Diabetes or high blood sugar is a common health issue among many Indians today. Over the years, the number of diabetes cases has grown substantially. The fifth edition of Diabetes Atlas, published in 2011 by the International Diabetes Federation (IDF), shows India as second among the global countries with people suffering from diabetes.
According to estimates, 6.13 crore people in India have diabetes. It is also appalling to note that 1 in every 10 Indian adults in the age group 20-79 years is suffering from this disorder. The Diabetes Atlas shows India with the largest regional mortality, with 983 diabetes-related deaths in 2011.
Statistics on diabetes in India are always frightening. The number of diabetics in the country grew to 6.13 crore in 2011 from 1.9 crore in 1995. Given the trend, India would have an appalling 10 crore people with diabetes by 2030.
Type II diabetes: the most common in India – In India, two types of diabetes have been diagnosed: ‘Type I diabetes’ and ‘Type II diabetes’.
Type I diabetes: Type I diabetes is most commonly seen in children and young adults below the age of 40 years. This condition arises when the body is unable to produce insulin. Though, this type of diabetes is rare in other parts of the world, India still houses significant number of children suffering from Type I diabetes. According to IDF, India topped the list of countries with high incidence of diabetes, with an estimated 1,12,000 children having diabetes in 2011. The early occurrence of the disorder increases the probability of concomitant complications; this is the major concern with this type of diabetes.
Type II diabetes: This is, indeed, common in India. It occurs because of the inability of the body cells to utilize the produced insulin. As a result glucose builds up in the blood leading to high blood sugar or diabetes. Genetic and lifestyle factors are the major causes of this disorder. Most commonly found in people above 40 years .

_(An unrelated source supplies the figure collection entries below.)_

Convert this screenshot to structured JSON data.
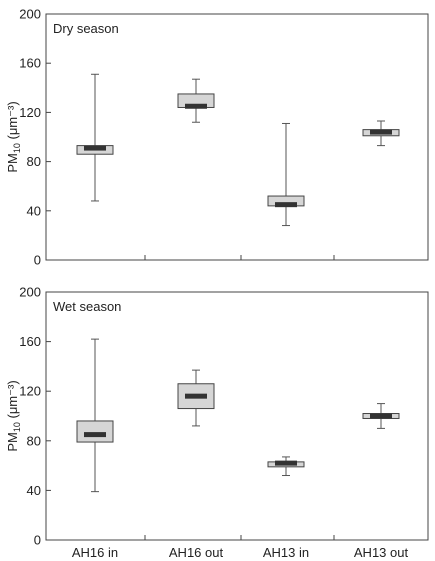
{
  "chart_data": [
    {
      "type": "box",
      "title": "Dry season",
      "ylabel_main": "PM",
      "ylabel_sub": "10",
      "ylabel_unit": " (μm⁻³)",
      "ylim": [
        0,
        200
      ],
      "yticks": [
        "0",
        "40",
        "80",
        "120",
        "160",
        "200"
      ],
      "categories": [
        "AH16 in",
        "AH16 out",
        "AH13 in",
        "AH13 out"
      ],
      "boxes": [
        {
          "min": 48,
          "q1": 86,
          "median": 91,
          "q3": 93,
          "max": 151
        },
        {
          "min": 112,
          "q1": 124,
          "median": 125,
          "q3": 135,
          "max": 147
        },
        {
          "min": 28,
          "q1": 44,
          "median": 45,
          "q3": 52,
          "max": 111
        },
        {
          "min": 93,
          "q1": 101,
          "median": 104,
          "q3": 106,
          "max": 113
        }
      ],
      "show_xlabels": false
    },
    {
      "type": "box",
      "title": "Wet season",
      "ylabel_main": "PM",
      "ylabel_sub": "10",
      "ylabel_unit": " (μm⁻³)",
      "ylim": [
        0,
        200
      ],
      "yticks": [
        "0",
        "40",
        "80",
        "120",
        "160",
        "200"
      ],
      "categories": [
        "AH16 in",
        "AH16 out",
        "AH13 in",
        "AH13 out"
      ],
      "boxes": [
        {
          "min": 39,
          "q1": 79,
          "median": 85,
          "q3": 96,
          "max": 162
        },
        {
          "min": 92,
          "q1": 106,
          "median": 116,
          "q3": 126,
          "max": 137
        },
        {
          "min": 52,
          "q1": 59,
          "median": 62,
          "q3": 63,
          "max": 67
        },
        {
          "min": 90,
          "q1": 98,
          "median": 100,
          "q3": 102,
          "max": 110
        }
      ],
      "show_xlabels": true
    }
  ]
}
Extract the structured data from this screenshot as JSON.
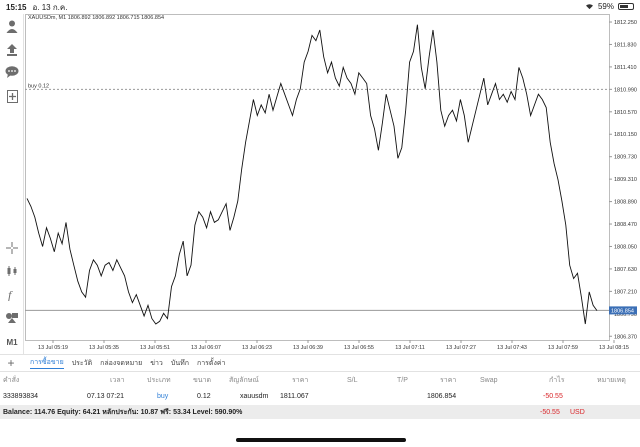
{
  "status": {
    "time": "15:15",
    "date": "อ. 13 ก.ค.",
    "battery": "59%",
    "battery_level": 0.59
  },
  "chart": {
    "title": "XAUUSDm, M1 1806.892 1806.892 1806.715 1806.854",
    "buy_label": "buy 0.12",
    "current_price": "1806.854"
  },
  "chart_data": {
    "type": "line",
    "symbol": "XAUUSDm",
    "timeframe": "M1",
    "ylim": [
      1806.3,
      1812.4
    ],
    "y_ticks": [
      "1812.250",
      "1811.830",
      "1811.410",
      "1810.990",
      "1810.570",
      "1810.150",
      "1809.730",
      "1809.310",
      "1808.890",
      "1808.470",
      "1808.050",
      "1807.630",
      "1807.210",
      "1806.790",
      "1806.370"
    ],
    "x_ticks": [
      "13 Jul 05:19",
      "13 Jul 05:35",
      "13 Jul 05:51",
      "13 Jul 06:07",
      "13 Jul 06:23",
      "13 Jul 06:39",
      "13 Jul 06:55",
      "13 Jul 07:11",
      "13 Jul 07:27",
      "13 Jul 07:43",
      "13 Jul 07:59",
      "13 Jul 08:15"
    ],
    "series": [
      {
        "values": [
          1808.95,
          1808.8,
          1808.6,
          1808.3,
          1808.05,
          1808.4,
          1808.2,
          1807.95,
          1808.3,
          1808.1,
          1808.5,
          1808.0,
          1807.7,
          1807.4,
          1807.2,
          1807.1,
          1807.6,
          1807.8,
          1807.7,
          1807.5,
          1807.7,
          1807.75,
          1807.6,
          1807.8,
          1807.65,
          1807.5,
          1807.2,
          1807.0,
          1807.15,
          1806.95,
          1806.75,
          1806.95,
          1806.7,
          1806.6,
          1806.65,
          1806.8,
          1806.7,
          1807.3,
          1807.5,
          1807.9,
          1808.15,
          1807.5,
          1807.7,
          1808.45,
          1808.7,
          1808.6,
          1808.4,
          1808.7,
          1808.5,
          1808.55,
          1808.7,
          1808.85,
          1808.35,
          1808.6,
          1808.9,
          1809.5,
          1810.0,
          1810.4,
          1810.8,
          1810.5,
          1810.7,
          1810.55,
          1810.9,
          1810.6,
          1810.85,
          1811.1,
          1810.9,
          1810.7,
          1810.5,
          1810.8,
          1811.0,
          1811.5,
          1811.7,
          1812.0,
          1811.9,
          1812.1,
          1811.6,
          1811.3,
          1811.5,
          1811.2,
          1811.05,
          1811.4,
          1811.2,
          1811.1,
          1810.9,
          1811.3,
          1811.2,
          1811.1,
          1810.5,
          1810.25,
          1809.85,
          1810.35,
          1810.9,
          1810.6,
          1810.3,
          1809.7,
          1809.9,
          1810.6,
          1811.5,
          1811.7,
          1812.2,
          1811.4,
          1811.0,
          1811.6,
          1812.1,
          1811.5,
          1810.6,
          1810.3,
          1810.5,
          1810.6,
          1810.4,
          1810.8,
          1810.5,
          1810.0,
          1810.3,
          1810.6,
          1810.9,
          1811.2,
          1810.7,
          1810.9,
          1811.1,
          1810.8,
          1810.9,
          1810.75,
          1810.95,
          1810.8,
          1811.4,
          1811.2,
          1810.9,
          1810.5,
          1810.7,
          1810.9,
          1810.8,
          1810.65,
          1810.0,
          1809.6,
          1809.3,
          1808.9,
          1808.45,
          1807.7,
          1807.45,
          1807.55,
          1807.1,
          1806.6,
          1807.2,
          1806.95,
          1806.85
        ]
      }
    ],
    "buy_level": 1810.99,
    "current_level": 1806.854,
    "grid": false
  },
  "tabs": [
    "การซื้อขาย",
    "ประวัติ",
    "กล่องจดหมาย",
    "ข่าว",
    "บันทึก",
    "การตั้งค่า"
  ],
  "table": {
    "headers": [
      "คำสั่ง",
      "เวลา",
      "ประเภท",
      "ขนาด",
      "สัญลักษณ์",
      "ราคา",
      "S/L",
      "T/P",
      "ราคา",
      "Swap",
      "กำไร",
      "หมายเหตุ"
    ],
    "row": {
      "ticket": "333893834",
      "time": "07.13 07:21",
      "type": "buy",
      "size": "0.12",
      "symbol": "xauusdm",
      "open_price": "1811.067",
      "price": "1806.854",
      "profit": "-50.55"
    }
  },
  "balance": {
    "text": "Balance: 114.76 Equity: 64.21 หลักประกัน: 10.87 ฟรี: 53.34 Level: 590.90%",
    "profit": "-50.55",
    "currency": "USD"
  },
  "colors": {
    "accent": "#2f7fd6",
    "negative": "#d9262a",
    "price_tag": "#3b6fb6"
  },
  "icons": [
    "person-icon",
    "upload-icon",
    "chat-icon",
    "add-page-icon",
    "crosshair-icon",
    "candles-icon",
    "function-icon",
    "objects-icon",
    "timeframe-m1"
  ]
}
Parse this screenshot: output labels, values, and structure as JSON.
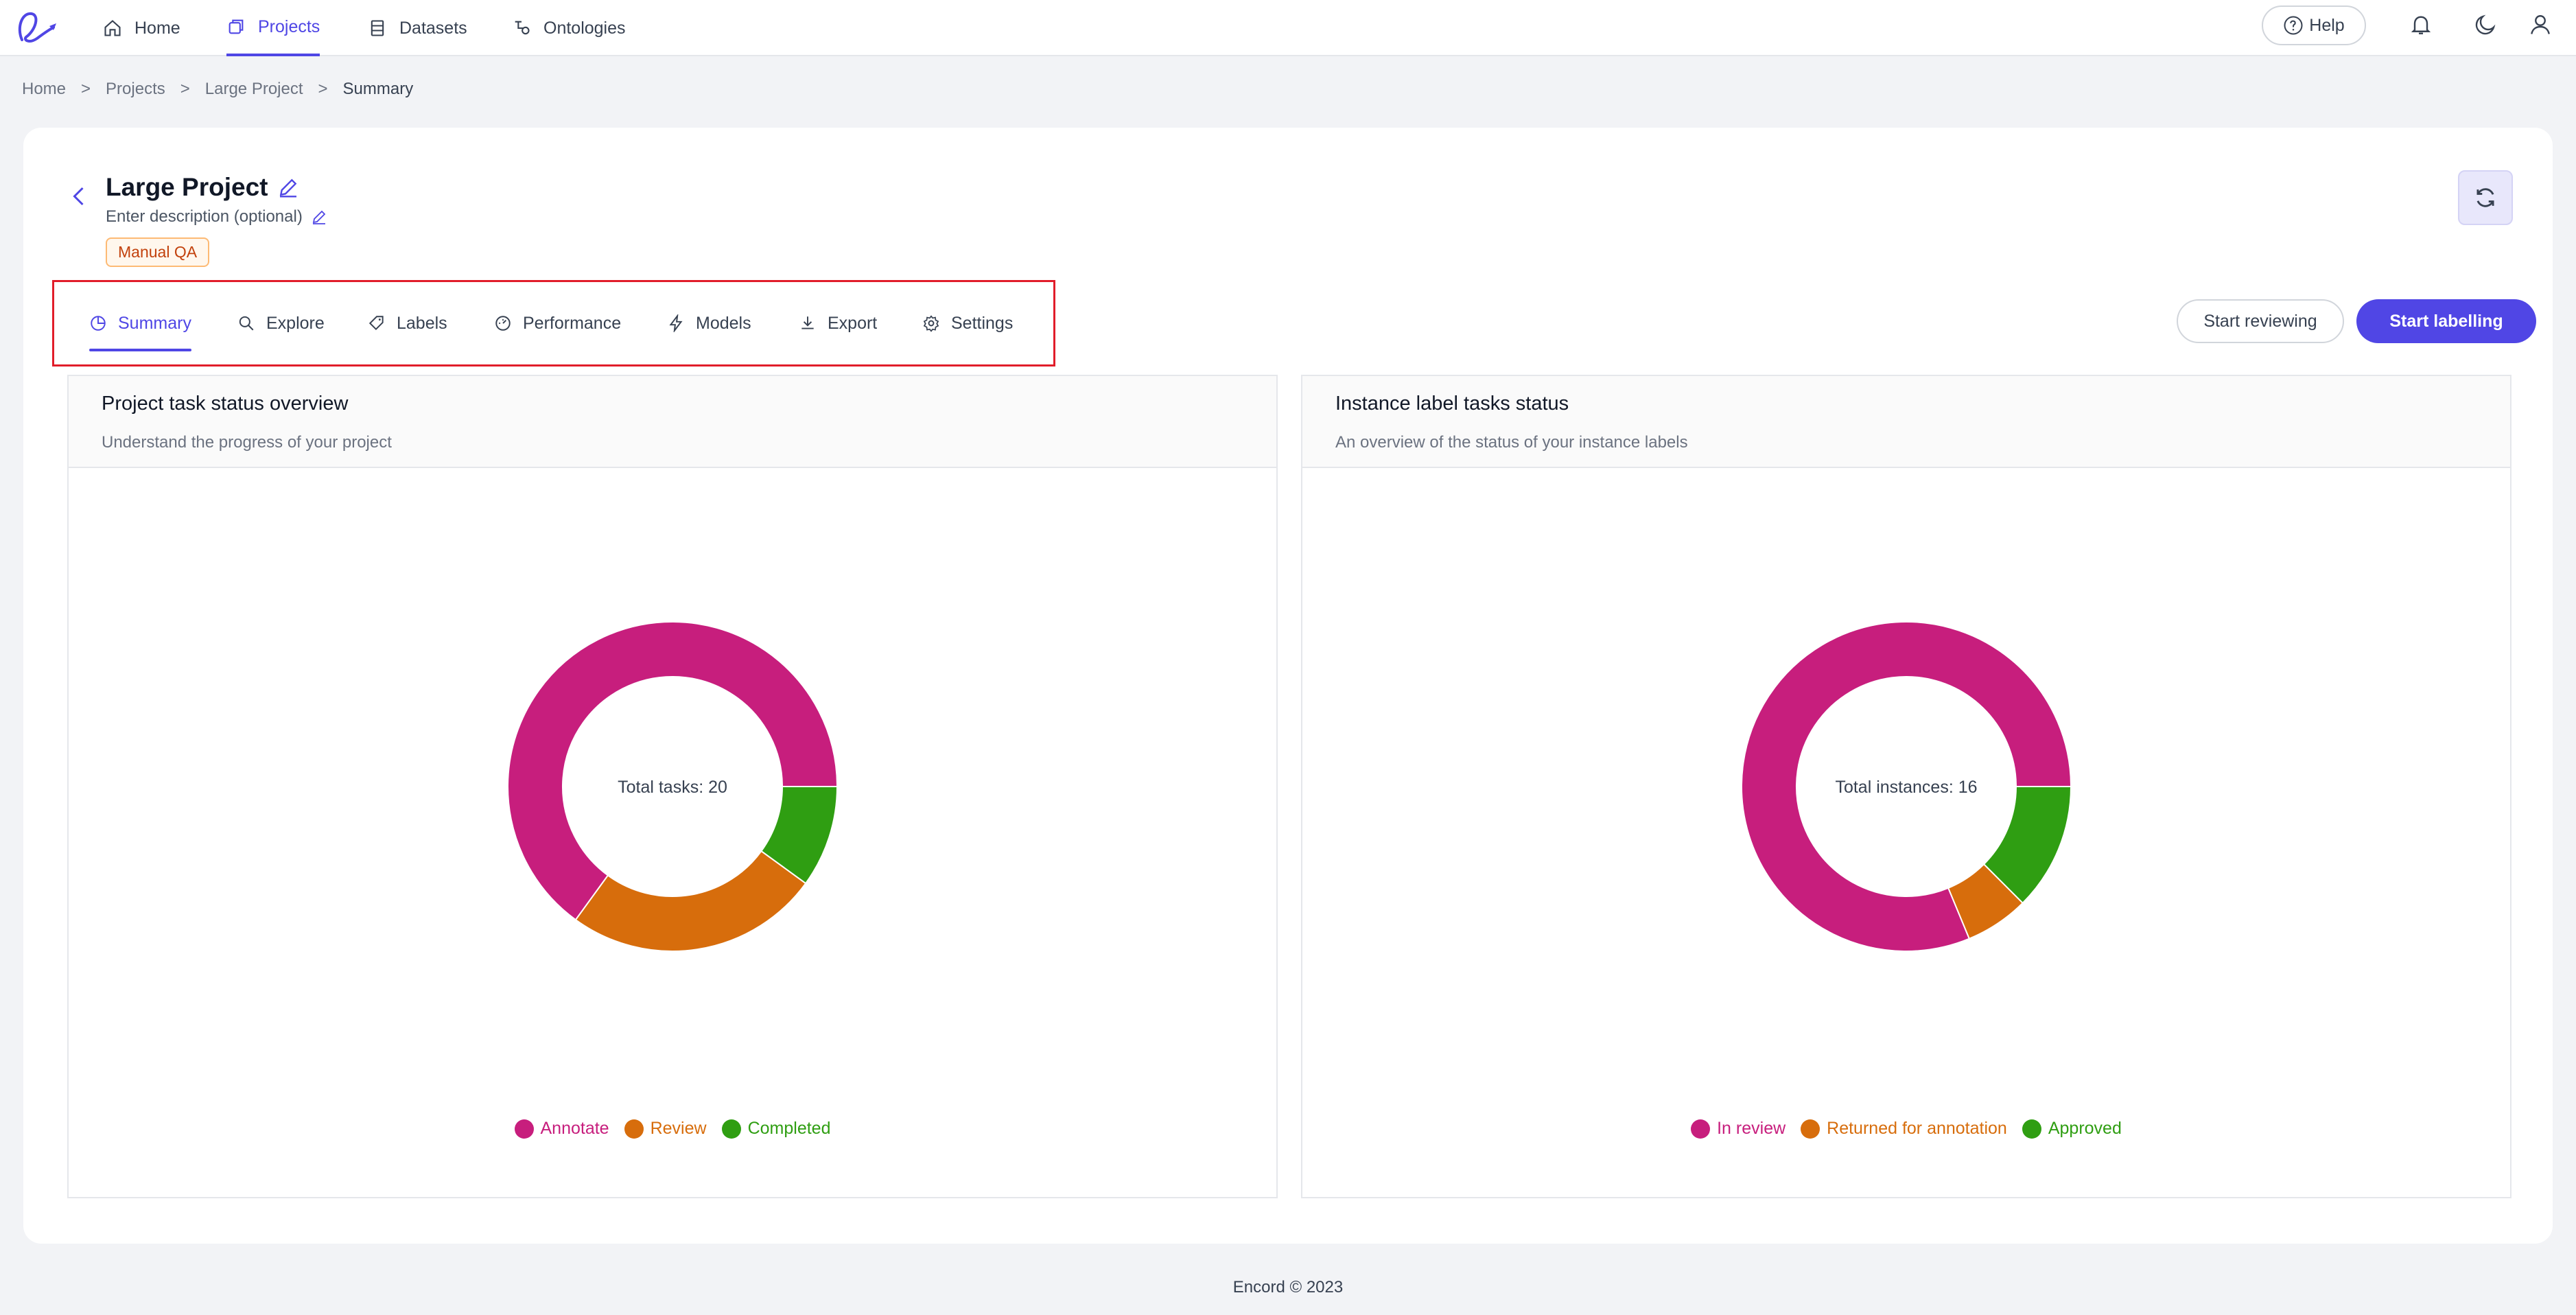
{
  "topnav": {
    "items": [
      {
        "label": "Home",
        "icon": "home-icon"
      },
      {
        "label": "Projects",
        "icon": "projects-icon"
      },
      {
        "label": "Datasets",
        "icon": "datasets-icon"
      },
      {
        "label": "Ontologies",
        "icon": "ontologies-icon"
      }
    ],
    "active": "Projects",
    "help_label": "Help"
  },
  "breadcrumb": {
    "items": [
      "Home",
      "Projects",
      "Large Project",
      "Summary"
    ],
    "separator": ">"
  },
  "project": {
    "title": "Large Project",
    "description_placeholder": "Enter description (optional)",
    "badge": "Manual QA"
  },
  "tabs": {
    "items": [
      {
        "label": "Summary",
        "icon": "pie-chart-icon"
      },
      {
        "label": "Explore",
        "icon": "search-icon"
      },
      {
        "label": "Labels",
        "icon": "tag-icon"
      },
      {
        "label": "Performance",
        "icon": "dashboard-icon"
      },
      {
        "label": "Models",
        "icon": "lightning-icon"
      },
      {
        "label": "Export",
        "icon": "download-icon"
      },
      {
        "label": "Settings",
        "icon": "gear-icon"
      }
    ],
    "active": "Summary"
  },
  "actions": {
    "start_reviewing": "Start reviewing",
    "start_labelling": "Start labelling"
  },
  "colors": {
    "accent": "#4f46e5",
    "magenta": "#c71e7d",
    "orange": "#d76d0c",
    "green": "#2f9e12",
    "highlight": "#e11d2a"
  },
  "chart_data": [
    {
      "type": "pie",
      "title": "Project task status overview",
      "subtitle": "Understand the progress of your project",
      "center_label": "Total tasks: 20",
      "categories": [
        "Annotate",
        "Review",
        "Completed"
      ],
      "values": [
        13,
        5,
        2
      ],
      "colors": [
        "#c71e7d",
        "#d76d0c",
        "#2f9e12"
      ],
      "legend": "bottom"
    },
    {
      "type": "pie",
      "title": "Instance label tasks status",
      "subtitle": "An overview of the status of your instance labels",
      "center_label": "Total instances: 16",
      "categories": [
        "In review",
        "Returned for annotation",
        "Approved"
      ],
      "values": [
        13,
        1,
        2
      ],
      "colors": [
        "#c71e7d",
        "#d76d0c",
        "#2f9e12"
      ],
      "legend": "bottom"
    }
  ],
  "footer": "Encord © 2023"
}
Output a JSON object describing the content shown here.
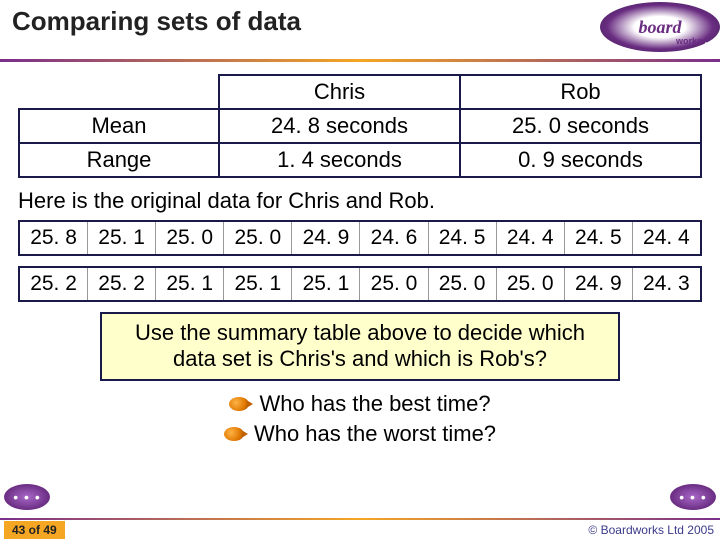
{
  "header": {
    "title": "Comparing sets of data",
    "logo_main": "board",
    "logo_sub": "works"
  },
  "stats_table": {
    "col_headers": [
      "Chris",
      "Rob"
    ],
    "rows": [
      {
        "label": "Mean",
        "values": [
          "24. 8 seconds",
          "25. 0 seconds"
        ]
      },
      {
        "label": "Range",
        "values": [
          "1. 4 seconds",
          "0. 9 seconds"
        ]
      }
    ],
    "border_color": "#1a1a4a",
    "font_size": 22
  },
  "caption": "Here is the original data for Chris and Rob.",
  "data_rows": [
    [
      "25. 8",
      "25. 1",
      "25. 0",
      "25. 0",
      "24. 9",
      "24. 6",
      "24. 5",
      "24. 4",
      "24. 5",
      "24. 4"
    ],
    [
      "25. 2",
      "25. 2",
      "25. 1",
      "25. 1",
      "25. 1",
      "25. 0",
      "25. 0",
      "25. 0",
      "24. 9",
      "24. 3"
    ]
  ],
  "data_row_style": {
    "border_color": "#1a1a4a",
    "font_size": 21
  },
  "prompt": {
    "text_line1": "Use the summary table above to decide which",
    "text_line2": "data set is Chris's and which is Rob's?",
    "background": "#ffffcc",
    "border_color": "#1a1a4a",
    "font_size": 22
  },
  "questions": [
    "Who has the best time?",
    "Who has the worst time?"
  ],
  "bullet_color": "#e07800",
  "footer": {
    "page": "43 of 49",
    "copyright": "© Boardworks Ltd 2005",
    "gradient": [
      "#7a2e8c",
      "#f5a623",
      "#7a2e8c"
    ]
  },
  "nav": {
    "left_label": "• • •",
    "right_label": "• • •"
  }
}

•Prevalence is more in educated urban group: Surprisingly, in India it is the educated and affluent urban group that is highly affected by diabetes than the poor, uneducated rural people. Studies show while prevalence of diabetes in non-obese, physically active, rural Indians is only 0.7%, it peaks to 11% among the obese Diabetes Herbal Medicineand sedentary urban people.
Causes of high prevalence of diabetes in India: Studies conducted on the high prevalence of diabetes in India furnish almost the same factors that lead to the disorder. They are:
•Genetic predisposition: Indians are more prone to diabetes because of a greater genetic susceptibility. This factor appears to play a major role in the occurrence of type II diabetes. Compared to the western population, a strong familial aggregation of diabetes is observed in Indians. A high prevalence is seen in first-degree relatives and vertical transmission through two or more generations. It is also observed that most Indian diabetic patients had both diabetic parents.